2. It deprives team members of opportunities to learn from one another.
People tend to learn from their mistakes, but if mistakes are covered up then only the person who made the mistake can learn from it. That means that same mistake could be made by someone else on the team next year or next month or tomorrow.
Consider efforts to destigmatize “errors” and “mistakes” by instead focusing on “what could have gone better.” For example, doctors regularly hold morbidity and mortality (M&M) rounds, where they review cases that didn’t go well. These confidential meetings aren’t about assigning blame or punishing anyone, but rather focusing on learning how future patient care can be improved. We recommend holding similar meetings to review major campaigns, such as doing a holiday email marketing post-mortem.
3. It stops teams from identifying needed changes.
Sometimes mistakes are 100% human error. However, often errors can be traced back to inadequate training, poor documentation, a lack of functionality or tools, bad processes or workflows, or other fixable problems at the organizational level.
One of the rules in my book, Email Marketing Rules, is to “Keep a log of email marketing errors,” including the date of the error, description and effect of the error, cause of the error, and your response. This can help you build a case for needed changes, such as to not allow anything but critical changes to campaigns the day they’re being launched or to invest in quality assurance, project management, or other tools.
4. It makes your team hesitant to try new things.
The easiest way to dramatically reduce mistakes is to never do anything new. That goes double for things that are not only new to your brand but new for your industry or to a marketing channel.
Of course, that’s no recipe for success. The truth is that digital marketing channels are constantly evolving, which is why A/B tests and experiments are so critical. And occasionally channels are even disrupted by paradigm shifts—such as GDPR, Apple’s Mail Privacy Protection, and the sunsetting of third-party cookies—which demand fresh tactics and approaches. For example, if you’re a large sender and you’re not experimenting with new ways to qualify your subscribers as active and mailable then you’re courting major deliverability problems, if you haven’t already started to experience them.

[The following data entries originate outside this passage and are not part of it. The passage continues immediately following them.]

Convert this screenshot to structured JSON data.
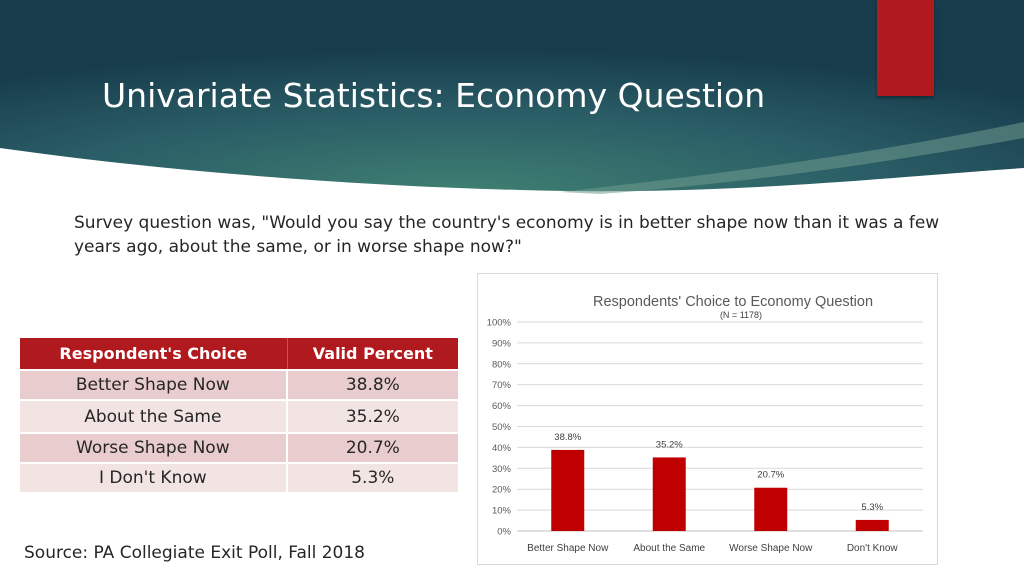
{
  "slide": {
    "title": "Univariate Statistics: Economy Question",
    "question": "Survey question was, \"Would you say the country's economy is in better shape now than it was a few years ago, about the same, or in worse shape now?\"",
    "source": "Source: PA Collegiate Exit Poll, Fall 2018"
  },
  "colors": {
    "accent": "#b0191e",
    "header_dark": "#1e4a5a",
    "header_teal": "#3f7f72"
  },
  "table": {
    "headers": [
      "Respondent's Choice",
      "Valid Percent"
    ],
    "rows": [
      [
        "Better Shape Now",
        "38.8%"
      ],
      [
        "About the Same",
        "35.2%"
      ],
      [
        "Worse Shape Now",
        "20.7%"
      ],
      [
        "I Don't Know",
        "5.3%"
      ]
    ]
  },
  "chart_data": {
    "type": "bar",
    "title": "Respondents' Choice to Economy Question",
    "subtitle": "(N = 1178)",
    "categories": [
      "Better Shape Now",
      "About the Same",
      "Worse Shape Now",
      "Don't Know"
    ],
    "values": [
      38.8,
      35.2,
      20.7,
      5.3
    ],
    "data_labels": [
      "38.8%",
      "35.2%",
      "20.7%",
      "5.3%"
    ],
    "yticks": [
      "0%",
      "10%",
      "20%",
      "30%",
      "40%",
      "50%",
      "60%",
      "70%",
      "80%",
      "90%",
      "100%"
    ],
    "ylim": [
      0,
      100
    ],
    "grid": true,
    "legend": "none",
    "bar_color": "#c00000"
  }
}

Because of all of the ongoing change that is inherent to our industry, digital marketers can’t stand still. And that means they’ll occasionally stumble on a turn or a seam in the pavement. Rather than kick marketers when they fall down, every leader should be helping them get back on their feet as quickly as possible and start running again. Not only is it the right thing to do on a human level, it’s the smart thing to do on a business level.
Alice Li of Squarespace put it perfectly in an episode of Humans of Email about email accidents when she said, “Everyone makes mistakes, and if you don’t allow that opportunity to grow then what kind of employees are you fostering? Nobody’s perfect.”